Correlation is not causality, don’t let your decisions be ruined by illusions — or foolish advice (Image by Towards Data Science)

For another, confusing thoughts will likely breed errors in data tracking and collection. The data sources, KPI definitions, calculations, and prioritization, among other factors, will be negatively affected. Remember: If you mistake one tiny metric in one part of the growth marketing funnel, everything else will make no sense.

In the end, being information-driven, knowledge-driven or Windom-driven isn’t wrong and even brings its own benefits. However, it’s nothing like being data-driven. Truly data-driven growth must start from the bottom up — from raw data. What’s more, there needs to be a cohesive system to manage data from end to end, across all interconnected levels. That way, biases may be better reduced because no details are ignored.

2. The vast majority of the data mentioned in growth marketing discussions is quantitative

The absolute kings and queens of data analyses in growth marketing have been concepts like KPIs, metrics, and statistics. They’re purely quantitative. This means, whenever somebody mentions “data”, it most likely means numbers. While nothing is wrong with this in and of itself, it only represents roughly 50% of the needed data for decent decision-making. The other 50% encaptures the more elaborate, complex, entangled and intangible side of data: Qualitative.

Qualitative data, in principle, revolves around the raw input that helps decision-making but has nothing to do with numbers. It’s not measurable and, thus, can’t answer questions like “How much” or “How many”. In return, what it offers is a variety of descriptive properties of a topic that helps you answer such questions as “Why”, “What” or “Who”. For example, for the same sample of data points provided in the image below, “two cats” would be quantitative whereas “black cats” would be qualitative.

Two cats. Black cats. Two black cats. (Image by Steffen Petermann via Unsplash)

As qualitative data addresses a totally different kind of input for decision-making, it requires different analysis methods. Instead of mathematics, statistical significance, or regression, which serve as quantitative data analysis, it depends on the content, discourse, and framework analysis, among others. (Growth) marketing intelligence, therefore, needs to be equipped with them to be complete. After all, quantitative and qualitative are like two sides of the same “data” coin — different yet incomplete without each other.

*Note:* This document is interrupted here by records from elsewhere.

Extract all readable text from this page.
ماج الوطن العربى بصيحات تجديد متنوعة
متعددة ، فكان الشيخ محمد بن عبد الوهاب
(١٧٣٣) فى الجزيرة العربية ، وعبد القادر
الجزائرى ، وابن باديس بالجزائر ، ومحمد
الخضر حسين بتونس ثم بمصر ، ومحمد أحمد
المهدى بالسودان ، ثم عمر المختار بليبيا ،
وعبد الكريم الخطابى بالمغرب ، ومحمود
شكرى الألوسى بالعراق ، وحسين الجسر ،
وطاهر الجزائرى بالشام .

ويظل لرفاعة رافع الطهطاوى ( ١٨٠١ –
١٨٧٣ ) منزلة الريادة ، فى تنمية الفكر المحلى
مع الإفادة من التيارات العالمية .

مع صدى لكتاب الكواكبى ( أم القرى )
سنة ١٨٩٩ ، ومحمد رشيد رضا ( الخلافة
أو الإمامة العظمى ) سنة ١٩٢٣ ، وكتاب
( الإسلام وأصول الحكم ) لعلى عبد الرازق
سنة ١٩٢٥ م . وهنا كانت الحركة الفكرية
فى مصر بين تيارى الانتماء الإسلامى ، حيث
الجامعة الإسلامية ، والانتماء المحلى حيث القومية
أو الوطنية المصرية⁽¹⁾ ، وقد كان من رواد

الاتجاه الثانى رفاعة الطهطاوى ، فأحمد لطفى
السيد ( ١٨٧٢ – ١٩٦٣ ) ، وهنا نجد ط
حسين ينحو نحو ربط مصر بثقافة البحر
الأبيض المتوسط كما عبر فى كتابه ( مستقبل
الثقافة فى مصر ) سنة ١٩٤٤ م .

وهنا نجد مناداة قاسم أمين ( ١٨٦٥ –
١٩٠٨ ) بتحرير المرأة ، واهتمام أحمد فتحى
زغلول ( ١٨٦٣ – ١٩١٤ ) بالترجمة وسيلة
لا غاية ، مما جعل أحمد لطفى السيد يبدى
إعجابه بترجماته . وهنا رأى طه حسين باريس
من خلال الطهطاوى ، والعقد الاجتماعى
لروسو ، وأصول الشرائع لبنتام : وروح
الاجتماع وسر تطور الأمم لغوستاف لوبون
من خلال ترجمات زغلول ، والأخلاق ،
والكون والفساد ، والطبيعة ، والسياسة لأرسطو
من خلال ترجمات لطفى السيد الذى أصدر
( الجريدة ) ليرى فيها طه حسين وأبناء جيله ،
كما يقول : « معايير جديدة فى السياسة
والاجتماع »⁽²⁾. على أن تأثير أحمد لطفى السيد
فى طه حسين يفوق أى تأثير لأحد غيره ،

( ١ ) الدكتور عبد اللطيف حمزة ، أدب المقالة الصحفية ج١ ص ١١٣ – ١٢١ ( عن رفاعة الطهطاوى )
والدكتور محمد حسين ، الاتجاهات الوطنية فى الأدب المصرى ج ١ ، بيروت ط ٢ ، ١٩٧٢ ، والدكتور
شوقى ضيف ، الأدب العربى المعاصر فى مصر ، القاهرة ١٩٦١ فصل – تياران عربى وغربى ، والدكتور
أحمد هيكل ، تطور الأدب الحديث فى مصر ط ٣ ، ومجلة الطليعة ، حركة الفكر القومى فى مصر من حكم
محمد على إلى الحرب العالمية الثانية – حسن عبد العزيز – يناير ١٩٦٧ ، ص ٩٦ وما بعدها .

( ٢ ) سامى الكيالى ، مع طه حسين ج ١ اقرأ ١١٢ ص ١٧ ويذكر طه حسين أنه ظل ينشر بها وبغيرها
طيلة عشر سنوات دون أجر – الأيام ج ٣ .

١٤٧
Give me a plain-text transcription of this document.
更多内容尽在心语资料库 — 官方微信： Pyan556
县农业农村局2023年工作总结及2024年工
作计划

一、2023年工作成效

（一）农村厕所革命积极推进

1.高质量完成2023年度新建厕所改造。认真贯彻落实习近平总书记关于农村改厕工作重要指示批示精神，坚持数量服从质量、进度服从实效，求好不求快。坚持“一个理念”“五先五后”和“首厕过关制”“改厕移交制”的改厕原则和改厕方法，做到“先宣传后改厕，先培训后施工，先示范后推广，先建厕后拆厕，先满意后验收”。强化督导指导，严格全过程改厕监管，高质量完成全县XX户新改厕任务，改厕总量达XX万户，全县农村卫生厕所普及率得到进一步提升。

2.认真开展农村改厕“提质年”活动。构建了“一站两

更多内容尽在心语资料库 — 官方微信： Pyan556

The seemingly unstoppable emergence of Internet “experts” is giving rise to an immense amount of growth marketing advice circulated around the virtual world. While some are, indeed, authentic and helpful, the rest are simply manipulative and deceitful. The most dreadful part is: You can’t tell fraudulent consultations from truthful ones.

To protect yourself, look for the buzzwords being used in such contexts. They can be many, but the top four among them are: “Growth hacking”, “growth loops”, “sustainable growth”, and “data-driven growth”. Above are some key points to help you see through them and protect yourself from deception. Stay safe and keep growing.